Facebook users in India have been tricked by scammers who were claiming to offer a tool that could hack Facebook in order to obtain passwords belonging to the users’ friends. Unfortunately for these users, they actually ended up hacking their own accounts for the scammers and exposed their friends in the process.
A post began circulating on Facebook this week from a particular page featuring a video with instructions on ‘Facebook Hacking’ with a disclaimer stating that it was for education purposes only. The post links to a document hosted on Google Drive that contains some code that, according to the scam, will allow users to reveal their friends’ Facebook passwords. The instructions attempt to convince the user to paste the code into their browser console window and ask them to wait two hours before the hack will supposedly work.
“What really happens when you paste this code into your browser console window is that a series of actions are performed using your Facebook account without your knowledge. Behind the scenes, your account is used to follow lists and users, and give likes to pages in order to inflate the follower and like counts defined by the scammers,” said Satnam Narang, a security response manager for Symantec.
“Your account is also used to tag the names of all your friends in the comment section of the original post. This is done to help the scam spread further, playing off the curiosity of your friends, who may visit the post to find out more and hopefully follow the instructions as well,” he added.
Why is this affecting users in India?
For this campaign, the individuals responsible are based in India. They have modified the original authors’ code by simply adding their own pages and profiles into the script to increase their follower and like counts.

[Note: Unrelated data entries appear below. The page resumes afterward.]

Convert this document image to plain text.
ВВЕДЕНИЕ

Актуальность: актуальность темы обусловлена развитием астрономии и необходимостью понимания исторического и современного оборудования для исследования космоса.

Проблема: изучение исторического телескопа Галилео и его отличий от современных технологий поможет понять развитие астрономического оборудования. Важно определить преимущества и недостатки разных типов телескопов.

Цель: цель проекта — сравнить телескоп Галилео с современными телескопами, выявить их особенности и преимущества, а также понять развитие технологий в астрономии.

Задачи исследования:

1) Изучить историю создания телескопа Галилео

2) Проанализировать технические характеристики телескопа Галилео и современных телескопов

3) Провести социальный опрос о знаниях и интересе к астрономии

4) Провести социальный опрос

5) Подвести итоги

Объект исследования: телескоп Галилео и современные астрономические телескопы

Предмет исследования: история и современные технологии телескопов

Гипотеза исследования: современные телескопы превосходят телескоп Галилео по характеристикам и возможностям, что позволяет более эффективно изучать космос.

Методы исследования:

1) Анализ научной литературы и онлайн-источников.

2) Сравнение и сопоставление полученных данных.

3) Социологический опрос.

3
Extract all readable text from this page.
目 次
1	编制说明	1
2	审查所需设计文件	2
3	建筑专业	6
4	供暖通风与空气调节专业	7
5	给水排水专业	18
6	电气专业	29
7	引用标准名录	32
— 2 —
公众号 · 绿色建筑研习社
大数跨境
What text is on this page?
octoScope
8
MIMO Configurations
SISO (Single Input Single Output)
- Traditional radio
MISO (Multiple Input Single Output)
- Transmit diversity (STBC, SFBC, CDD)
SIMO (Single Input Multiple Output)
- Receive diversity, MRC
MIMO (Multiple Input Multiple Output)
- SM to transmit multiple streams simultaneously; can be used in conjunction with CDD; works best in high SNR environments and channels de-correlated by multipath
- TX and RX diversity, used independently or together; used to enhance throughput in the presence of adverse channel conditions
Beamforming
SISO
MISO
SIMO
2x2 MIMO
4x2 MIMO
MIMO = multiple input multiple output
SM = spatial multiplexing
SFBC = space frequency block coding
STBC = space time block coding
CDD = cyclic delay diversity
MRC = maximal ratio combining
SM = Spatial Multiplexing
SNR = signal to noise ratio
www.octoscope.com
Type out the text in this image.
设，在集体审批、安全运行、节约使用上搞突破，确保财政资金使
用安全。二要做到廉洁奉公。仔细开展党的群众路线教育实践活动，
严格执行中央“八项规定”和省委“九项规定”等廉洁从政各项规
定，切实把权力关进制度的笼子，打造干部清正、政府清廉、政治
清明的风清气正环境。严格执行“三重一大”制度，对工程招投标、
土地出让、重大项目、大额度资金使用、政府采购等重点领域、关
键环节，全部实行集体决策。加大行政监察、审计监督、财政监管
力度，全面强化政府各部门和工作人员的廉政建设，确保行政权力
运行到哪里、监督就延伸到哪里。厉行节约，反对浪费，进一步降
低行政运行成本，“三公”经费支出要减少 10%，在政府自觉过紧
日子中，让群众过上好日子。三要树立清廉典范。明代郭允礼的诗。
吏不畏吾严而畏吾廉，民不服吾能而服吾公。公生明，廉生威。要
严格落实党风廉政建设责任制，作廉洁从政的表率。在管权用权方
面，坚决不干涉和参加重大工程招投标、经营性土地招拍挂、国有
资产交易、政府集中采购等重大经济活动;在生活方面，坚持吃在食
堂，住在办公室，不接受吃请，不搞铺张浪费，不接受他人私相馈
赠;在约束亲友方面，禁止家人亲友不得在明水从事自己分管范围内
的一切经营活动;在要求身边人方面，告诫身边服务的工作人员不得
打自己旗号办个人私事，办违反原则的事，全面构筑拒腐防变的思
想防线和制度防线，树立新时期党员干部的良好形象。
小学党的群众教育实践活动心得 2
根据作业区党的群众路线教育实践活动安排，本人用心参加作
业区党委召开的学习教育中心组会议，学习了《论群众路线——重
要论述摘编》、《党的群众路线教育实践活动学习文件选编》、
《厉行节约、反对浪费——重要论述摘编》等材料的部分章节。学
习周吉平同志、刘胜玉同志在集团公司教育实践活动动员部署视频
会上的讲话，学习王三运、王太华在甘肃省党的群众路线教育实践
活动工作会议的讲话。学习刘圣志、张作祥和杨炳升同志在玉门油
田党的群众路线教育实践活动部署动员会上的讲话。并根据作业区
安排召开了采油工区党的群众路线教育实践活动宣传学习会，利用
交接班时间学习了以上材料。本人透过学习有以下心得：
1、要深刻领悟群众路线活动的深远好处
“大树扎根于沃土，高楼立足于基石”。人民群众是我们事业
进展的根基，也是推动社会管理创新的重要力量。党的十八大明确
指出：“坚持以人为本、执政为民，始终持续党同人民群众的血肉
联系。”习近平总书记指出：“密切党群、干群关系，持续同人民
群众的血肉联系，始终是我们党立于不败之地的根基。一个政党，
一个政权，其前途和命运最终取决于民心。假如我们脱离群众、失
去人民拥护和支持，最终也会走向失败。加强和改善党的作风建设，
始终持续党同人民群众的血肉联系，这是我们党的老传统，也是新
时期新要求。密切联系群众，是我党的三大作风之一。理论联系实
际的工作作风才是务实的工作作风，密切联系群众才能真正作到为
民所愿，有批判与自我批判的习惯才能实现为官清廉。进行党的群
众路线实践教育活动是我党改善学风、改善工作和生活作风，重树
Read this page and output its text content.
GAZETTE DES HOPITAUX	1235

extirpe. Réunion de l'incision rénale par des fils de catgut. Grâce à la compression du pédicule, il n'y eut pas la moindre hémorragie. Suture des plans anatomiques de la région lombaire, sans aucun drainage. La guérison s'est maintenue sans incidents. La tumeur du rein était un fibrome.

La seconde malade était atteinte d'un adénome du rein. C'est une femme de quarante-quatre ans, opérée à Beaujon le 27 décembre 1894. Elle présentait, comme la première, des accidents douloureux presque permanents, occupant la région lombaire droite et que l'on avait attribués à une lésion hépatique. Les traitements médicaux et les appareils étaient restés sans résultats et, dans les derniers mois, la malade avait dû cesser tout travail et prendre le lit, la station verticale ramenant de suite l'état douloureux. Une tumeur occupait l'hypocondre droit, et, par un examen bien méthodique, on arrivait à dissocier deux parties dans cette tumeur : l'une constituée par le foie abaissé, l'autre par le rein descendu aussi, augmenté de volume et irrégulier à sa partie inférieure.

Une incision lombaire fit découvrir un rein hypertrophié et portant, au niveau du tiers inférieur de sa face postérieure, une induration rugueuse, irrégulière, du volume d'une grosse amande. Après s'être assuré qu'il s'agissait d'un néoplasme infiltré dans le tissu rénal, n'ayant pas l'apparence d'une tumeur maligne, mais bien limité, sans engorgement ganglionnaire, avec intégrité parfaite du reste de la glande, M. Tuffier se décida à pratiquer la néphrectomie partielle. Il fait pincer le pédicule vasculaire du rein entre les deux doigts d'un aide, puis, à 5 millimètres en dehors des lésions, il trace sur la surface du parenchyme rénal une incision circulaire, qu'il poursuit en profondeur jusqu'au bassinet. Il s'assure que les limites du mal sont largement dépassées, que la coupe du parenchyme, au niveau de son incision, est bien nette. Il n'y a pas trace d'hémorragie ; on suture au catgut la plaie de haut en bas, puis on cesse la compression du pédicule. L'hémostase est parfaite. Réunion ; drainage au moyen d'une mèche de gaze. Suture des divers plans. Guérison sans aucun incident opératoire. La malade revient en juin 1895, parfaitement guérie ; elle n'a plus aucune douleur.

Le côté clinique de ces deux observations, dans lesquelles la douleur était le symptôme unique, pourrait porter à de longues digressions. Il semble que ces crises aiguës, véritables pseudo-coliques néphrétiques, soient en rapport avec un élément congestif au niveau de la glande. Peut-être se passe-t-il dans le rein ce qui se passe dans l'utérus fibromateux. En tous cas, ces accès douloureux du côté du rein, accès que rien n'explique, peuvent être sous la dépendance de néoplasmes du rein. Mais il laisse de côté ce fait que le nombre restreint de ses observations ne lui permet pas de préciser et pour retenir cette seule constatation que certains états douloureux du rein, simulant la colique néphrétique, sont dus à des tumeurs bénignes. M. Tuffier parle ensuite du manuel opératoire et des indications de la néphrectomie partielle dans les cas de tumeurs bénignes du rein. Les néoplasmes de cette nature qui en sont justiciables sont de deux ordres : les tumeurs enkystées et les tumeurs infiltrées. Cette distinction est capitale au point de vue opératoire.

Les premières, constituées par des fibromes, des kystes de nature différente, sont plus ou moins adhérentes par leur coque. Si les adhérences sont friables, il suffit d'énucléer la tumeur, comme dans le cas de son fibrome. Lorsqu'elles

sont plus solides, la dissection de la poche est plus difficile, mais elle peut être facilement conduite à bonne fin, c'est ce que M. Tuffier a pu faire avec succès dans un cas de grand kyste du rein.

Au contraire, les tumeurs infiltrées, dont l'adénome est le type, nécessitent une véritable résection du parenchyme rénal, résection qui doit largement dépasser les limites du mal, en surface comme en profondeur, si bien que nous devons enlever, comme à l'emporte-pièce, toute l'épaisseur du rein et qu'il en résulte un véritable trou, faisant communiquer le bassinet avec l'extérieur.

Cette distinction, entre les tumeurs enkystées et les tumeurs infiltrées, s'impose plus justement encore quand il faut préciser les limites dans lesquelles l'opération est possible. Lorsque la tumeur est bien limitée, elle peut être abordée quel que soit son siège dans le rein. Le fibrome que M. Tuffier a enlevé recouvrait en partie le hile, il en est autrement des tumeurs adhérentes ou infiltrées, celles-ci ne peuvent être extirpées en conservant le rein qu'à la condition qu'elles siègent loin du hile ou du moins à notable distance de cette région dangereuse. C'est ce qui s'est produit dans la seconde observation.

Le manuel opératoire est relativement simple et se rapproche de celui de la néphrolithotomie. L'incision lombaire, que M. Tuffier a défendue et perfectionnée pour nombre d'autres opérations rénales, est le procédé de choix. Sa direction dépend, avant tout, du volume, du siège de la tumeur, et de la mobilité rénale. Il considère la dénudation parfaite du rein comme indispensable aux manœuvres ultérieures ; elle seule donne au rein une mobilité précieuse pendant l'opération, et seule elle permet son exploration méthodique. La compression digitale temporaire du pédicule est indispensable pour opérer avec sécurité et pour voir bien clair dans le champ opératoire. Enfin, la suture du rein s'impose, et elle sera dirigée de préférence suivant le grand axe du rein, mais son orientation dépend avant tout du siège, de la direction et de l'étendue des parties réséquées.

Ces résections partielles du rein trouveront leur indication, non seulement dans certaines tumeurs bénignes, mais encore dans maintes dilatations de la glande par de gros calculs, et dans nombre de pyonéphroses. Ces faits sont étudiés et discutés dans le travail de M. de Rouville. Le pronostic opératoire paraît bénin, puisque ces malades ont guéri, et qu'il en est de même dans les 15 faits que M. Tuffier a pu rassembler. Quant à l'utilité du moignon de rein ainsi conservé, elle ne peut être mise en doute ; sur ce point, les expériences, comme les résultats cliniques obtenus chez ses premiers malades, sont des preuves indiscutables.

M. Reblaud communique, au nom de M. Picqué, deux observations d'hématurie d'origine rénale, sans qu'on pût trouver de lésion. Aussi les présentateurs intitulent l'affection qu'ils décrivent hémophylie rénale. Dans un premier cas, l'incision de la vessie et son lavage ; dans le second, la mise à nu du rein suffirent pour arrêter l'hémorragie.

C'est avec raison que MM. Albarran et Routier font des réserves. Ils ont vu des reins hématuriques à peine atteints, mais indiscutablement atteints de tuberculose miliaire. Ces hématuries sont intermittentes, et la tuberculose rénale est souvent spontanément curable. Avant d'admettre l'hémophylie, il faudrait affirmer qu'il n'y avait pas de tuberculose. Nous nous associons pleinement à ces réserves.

What to do if you have fallen for this scam
If your account has liked and followed a number of pages and profiles without your consent, you should review your activity log. From your activity log, you can locate, unlike and unfollow the pages and profiles associated with this scam. You should also consider posting a status update notifying your friends about the scam to make sure they don’t fall for the same trick.
Scammers label their efforts as “ethical hacking”
Narang said, “While we were investigating this scam, we found that the individuals behind it were publicly discussing their efforts. Speaking in Punjabi, one of the individuals summed it up by saying, “Now this is the way ethical hacking is happening.” However, these efforts couldn’t be further from the concept of ethical hacking.”